Yegge loved Google and still considered it to be one of the best places in the world to work, but he left for some good reasons:
“The main reason I left Google is that they can no longer innovate. They’ve pretty much lost that ability. I believe there are several contributing factors, of which I’ll list four here. First, they’re conservative…Second, they are mired in politics, which is sort of inevitable with a large enough organization; the only real alternative is a dictatorship, which has its own downsides. Third, Google is arrogant…But fourth, last, and probably worst of all, Google has become 100% competitor-focused rather than customer focused.”
Google has reached the apex of its innovative spirit and has gone the way over all corporations and, arguably, politicians. Google has grown so big and powerful, hires the top players in the field, and controls so many products/services that it does not want to lose face, its employees have ego problems, and they serve the almighty dollar. It is a repetitious pattern that has been playing out for ages. One of the greatest examples was the British Empire. The British Empire became so big and powerful that the resources were spread too thin, the ruling parties were arrogant, the subjects suffered, and those in power never wanted it to change. It sounds like Google, does it not?
Yegge then talked about the new endeavor called Grab and stresses the importance of keeping your ear to the ground in order to make and grow a business. Google has gotten too big, but it still has a lot of powerful and it will be awhile before it falls. Another company will pick up the slack. Someone always does.
Whitney Grace, March 9, 2018
Smart Software and Keeping Track of AI
March 9, 2018
There has not been a standard to measure artificial intelligence’s progress in the technology field. AI has progressed so rapidly over the past two decades that a Stanford group decided to create their own standard called AI100 index that will be the comprehensive baseline for the state of artificial intelligence. Stanford’s Engineering magazine details the new standard in the article, “A New Artificial Intelligence Index Tracks The Emerging Field.”

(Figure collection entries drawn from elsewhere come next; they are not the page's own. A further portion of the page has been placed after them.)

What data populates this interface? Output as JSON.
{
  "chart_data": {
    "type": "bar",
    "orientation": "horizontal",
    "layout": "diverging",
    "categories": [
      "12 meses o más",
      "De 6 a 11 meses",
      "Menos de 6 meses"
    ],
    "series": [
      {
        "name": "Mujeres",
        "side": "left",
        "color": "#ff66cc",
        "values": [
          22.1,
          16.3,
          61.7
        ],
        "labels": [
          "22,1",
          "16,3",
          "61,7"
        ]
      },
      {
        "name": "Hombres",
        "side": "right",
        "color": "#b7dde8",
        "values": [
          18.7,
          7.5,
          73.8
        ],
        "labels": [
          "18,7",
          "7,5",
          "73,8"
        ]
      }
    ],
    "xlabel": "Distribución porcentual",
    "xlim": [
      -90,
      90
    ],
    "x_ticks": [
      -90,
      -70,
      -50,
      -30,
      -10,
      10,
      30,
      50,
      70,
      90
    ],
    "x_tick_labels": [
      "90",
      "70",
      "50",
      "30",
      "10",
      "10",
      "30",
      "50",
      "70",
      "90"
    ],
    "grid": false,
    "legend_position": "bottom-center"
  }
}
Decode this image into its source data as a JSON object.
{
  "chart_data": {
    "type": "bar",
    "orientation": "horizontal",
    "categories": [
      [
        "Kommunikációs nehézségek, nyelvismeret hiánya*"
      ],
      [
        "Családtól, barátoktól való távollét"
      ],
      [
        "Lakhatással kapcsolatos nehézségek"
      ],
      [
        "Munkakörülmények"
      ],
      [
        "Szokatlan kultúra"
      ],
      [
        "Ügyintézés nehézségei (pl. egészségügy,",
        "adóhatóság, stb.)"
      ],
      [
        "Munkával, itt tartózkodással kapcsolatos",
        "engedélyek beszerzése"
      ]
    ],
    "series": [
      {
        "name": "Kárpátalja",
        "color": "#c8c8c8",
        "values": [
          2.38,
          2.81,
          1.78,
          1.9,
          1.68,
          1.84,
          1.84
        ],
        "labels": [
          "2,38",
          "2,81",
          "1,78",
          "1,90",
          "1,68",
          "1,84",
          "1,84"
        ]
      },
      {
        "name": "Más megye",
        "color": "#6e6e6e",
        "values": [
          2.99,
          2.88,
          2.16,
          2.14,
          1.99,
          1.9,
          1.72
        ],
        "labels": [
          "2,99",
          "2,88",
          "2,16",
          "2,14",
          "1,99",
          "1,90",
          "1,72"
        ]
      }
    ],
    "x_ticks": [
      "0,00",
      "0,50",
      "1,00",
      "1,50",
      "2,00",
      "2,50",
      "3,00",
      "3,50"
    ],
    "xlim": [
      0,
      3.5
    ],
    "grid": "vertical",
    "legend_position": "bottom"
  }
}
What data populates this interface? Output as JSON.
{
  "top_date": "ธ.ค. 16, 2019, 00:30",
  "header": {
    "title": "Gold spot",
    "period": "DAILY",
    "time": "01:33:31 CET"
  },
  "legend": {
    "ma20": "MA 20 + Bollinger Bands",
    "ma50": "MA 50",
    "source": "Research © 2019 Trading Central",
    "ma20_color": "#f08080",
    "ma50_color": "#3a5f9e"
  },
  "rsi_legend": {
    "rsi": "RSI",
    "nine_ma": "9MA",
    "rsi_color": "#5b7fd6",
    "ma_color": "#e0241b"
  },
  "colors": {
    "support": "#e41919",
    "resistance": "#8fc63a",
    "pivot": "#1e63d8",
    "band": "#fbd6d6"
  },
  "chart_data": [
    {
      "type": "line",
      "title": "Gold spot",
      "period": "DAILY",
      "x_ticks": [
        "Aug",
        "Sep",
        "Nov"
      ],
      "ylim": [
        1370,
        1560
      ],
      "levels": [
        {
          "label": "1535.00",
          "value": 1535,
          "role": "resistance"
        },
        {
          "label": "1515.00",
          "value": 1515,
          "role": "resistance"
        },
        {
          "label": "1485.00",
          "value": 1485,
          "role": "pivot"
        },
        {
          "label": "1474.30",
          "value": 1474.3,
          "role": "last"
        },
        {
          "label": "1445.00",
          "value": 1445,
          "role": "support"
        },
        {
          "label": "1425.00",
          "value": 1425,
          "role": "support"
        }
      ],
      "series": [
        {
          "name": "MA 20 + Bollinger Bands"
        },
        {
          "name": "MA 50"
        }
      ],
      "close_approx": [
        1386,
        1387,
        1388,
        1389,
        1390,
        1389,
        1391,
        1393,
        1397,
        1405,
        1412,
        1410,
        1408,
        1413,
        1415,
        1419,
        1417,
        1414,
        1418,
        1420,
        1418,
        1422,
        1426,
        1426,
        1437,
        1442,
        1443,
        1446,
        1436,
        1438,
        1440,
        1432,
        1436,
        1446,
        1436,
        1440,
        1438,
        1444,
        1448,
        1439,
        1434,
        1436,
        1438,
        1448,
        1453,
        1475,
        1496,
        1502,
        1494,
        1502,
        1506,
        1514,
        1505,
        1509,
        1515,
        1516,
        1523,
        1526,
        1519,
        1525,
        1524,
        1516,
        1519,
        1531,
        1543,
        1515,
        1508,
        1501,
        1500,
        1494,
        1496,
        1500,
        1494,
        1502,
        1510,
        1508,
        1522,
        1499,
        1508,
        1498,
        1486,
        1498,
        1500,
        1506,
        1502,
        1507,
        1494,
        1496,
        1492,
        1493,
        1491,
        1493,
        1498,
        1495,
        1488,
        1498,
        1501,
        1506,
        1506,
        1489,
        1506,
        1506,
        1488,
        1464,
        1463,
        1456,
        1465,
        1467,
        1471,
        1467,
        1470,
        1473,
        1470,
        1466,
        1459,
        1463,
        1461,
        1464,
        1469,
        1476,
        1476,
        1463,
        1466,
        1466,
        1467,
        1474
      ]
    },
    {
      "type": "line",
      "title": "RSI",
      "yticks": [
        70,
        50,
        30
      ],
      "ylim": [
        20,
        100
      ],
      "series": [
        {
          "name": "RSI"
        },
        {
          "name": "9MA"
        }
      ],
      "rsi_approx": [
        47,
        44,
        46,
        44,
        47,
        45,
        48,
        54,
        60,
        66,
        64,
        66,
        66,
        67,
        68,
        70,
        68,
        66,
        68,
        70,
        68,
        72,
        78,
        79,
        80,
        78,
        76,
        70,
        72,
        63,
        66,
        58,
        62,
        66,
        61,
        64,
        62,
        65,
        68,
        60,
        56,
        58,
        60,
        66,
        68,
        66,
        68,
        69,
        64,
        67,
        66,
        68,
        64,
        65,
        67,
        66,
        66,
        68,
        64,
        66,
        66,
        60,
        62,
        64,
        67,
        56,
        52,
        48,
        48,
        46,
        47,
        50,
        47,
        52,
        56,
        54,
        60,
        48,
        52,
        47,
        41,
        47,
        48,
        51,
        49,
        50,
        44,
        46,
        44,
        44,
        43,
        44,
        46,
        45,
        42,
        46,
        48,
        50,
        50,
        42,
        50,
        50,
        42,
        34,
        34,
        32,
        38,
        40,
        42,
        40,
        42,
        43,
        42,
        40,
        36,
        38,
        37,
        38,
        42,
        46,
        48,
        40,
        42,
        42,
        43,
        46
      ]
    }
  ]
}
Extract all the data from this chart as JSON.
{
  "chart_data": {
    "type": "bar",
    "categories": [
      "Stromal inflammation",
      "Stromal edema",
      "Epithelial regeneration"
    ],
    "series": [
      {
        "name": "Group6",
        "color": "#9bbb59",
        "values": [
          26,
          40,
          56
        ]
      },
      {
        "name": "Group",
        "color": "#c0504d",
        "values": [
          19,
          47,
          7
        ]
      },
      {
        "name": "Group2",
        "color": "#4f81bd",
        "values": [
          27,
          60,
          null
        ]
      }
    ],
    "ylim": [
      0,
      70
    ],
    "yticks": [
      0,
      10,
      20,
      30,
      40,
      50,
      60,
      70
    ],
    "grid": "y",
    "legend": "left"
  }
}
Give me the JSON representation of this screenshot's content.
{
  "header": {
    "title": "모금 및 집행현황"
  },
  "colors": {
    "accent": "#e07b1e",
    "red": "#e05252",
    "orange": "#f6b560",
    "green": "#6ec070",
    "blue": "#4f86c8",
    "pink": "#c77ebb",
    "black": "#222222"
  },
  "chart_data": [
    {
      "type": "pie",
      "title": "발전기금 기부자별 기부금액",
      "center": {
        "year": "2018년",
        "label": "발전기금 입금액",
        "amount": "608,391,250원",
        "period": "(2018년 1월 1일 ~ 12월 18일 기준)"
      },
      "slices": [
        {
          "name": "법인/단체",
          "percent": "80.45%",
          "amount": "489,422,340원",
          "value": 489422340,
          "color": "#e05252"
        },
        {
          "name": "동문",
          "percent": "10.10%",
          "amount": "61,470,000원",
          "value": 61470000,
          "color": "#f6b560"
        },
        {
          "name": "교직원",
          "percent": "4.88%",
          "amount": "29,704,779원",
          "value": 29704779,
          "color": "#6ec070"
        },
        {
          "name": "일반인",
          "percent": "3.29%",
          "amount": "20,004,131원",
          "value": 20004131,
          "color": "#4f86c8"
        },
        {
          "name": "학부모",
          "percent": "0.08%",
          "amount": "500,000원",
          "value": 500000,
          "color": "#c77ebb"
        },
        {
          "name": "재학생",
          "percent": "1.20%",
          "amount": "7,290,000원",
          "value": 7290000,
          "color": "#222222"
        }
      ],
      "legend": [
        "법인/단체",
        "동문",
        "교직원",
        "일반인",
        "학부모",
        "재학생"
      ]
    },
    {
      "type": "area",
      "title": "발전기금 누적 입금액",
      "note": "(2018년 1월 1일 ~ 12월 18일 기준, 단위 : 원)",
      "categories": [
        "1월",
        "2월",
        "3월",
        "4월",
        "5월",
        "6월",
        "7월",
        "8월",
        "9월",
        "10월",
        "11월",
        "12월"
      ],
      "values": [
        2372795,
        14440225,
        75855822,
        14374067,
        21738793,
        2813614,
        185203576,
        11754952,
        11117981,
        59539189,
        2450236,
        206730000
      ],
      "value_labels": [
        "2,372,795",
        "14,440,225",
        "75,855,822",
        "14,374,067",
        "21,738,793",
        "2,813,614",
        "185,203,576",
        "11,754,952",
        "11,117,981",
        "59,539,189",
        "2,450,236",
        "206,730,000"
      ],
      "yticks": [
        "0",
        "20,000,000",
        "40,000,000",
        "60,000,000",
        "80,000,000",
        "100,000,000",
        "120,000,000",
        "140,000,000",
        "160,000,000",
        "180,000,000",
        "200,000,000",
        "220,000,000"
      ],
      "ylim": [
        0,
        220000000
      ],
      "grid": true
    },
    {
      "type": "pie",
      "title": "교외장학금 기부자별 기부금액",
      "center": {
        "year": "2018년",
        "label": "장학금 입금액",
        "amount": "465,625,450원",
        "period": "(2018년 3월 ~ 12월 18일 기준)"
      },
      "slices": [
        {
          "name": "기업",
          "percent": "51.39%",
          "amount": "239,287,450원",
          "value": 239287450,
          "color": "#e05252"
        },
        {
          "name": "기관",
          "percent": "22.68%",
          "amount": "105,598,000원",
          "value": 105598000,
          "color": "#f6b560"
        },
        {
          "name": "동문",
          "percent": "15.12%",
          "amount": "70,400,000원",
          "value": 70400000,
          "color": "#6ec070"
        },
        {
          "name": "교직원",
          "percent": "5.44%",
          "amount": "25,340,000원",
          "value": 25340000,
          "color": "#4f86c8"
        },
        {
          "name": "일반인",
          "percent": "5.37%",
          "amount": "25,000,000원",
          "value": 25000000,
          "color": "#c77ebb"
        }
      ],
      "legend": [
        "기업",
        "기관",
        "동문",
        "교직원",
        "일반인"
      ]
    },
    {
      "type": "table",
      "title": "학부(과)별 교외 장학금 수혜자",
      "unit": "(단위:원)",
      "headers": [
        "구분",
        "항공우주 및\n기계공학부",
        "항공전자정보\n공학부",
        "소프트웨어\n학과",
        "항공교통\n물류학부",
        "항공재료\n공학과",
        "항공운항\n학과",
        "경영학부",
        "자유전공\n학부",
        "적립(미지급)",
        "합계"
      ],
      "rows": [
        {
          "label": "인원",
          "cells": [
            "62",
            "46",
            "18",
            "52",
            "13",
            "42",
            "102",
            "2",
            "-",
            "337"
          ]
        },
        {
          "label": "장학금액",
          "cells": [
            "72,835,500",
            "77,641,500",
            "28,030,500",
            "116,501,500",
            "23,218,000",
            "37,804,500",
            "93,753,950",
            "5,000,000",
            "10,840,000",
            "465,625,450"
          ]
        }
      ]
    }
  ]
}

Rich and Mary Horvitz established the AI100 in 2014 with the purpose of predicting AI’s effects on a 2030 urban environment. While working on their AI100 index, the pair discovered that there has been a dramatic increase in startups and improvement in AI’s to mimic human behavior. The AI100 is meant to be a measurement tool to chart progress and encourage conversation about the field’s potential. The AI100 pulls information for many sources:
“The AI Index tracks and measures at least 18 independent vectors in academia, industry, open-source software and public interest, plus technical assessments of progress toward what the authors call “human-level performance” in areas such as speech recognition, question-answering and computer vision – algorithms that can identify objects and activities in 2D images. Specific metrics in the index include evaluations of academic papers published, course enrollment, AI-related startups, job openings, search-term frequency and media mentions, among others.”
While the AI100 pulls information from scientific and technology communities, it also draws information from the Social Progress Index, Middle East peace index, and the Bangladesh empowerment index.
The AI index will be a historical document and could also help predict future trends in the AI field. As long as it is maintained, the AI index will more than likely become integral to the industry.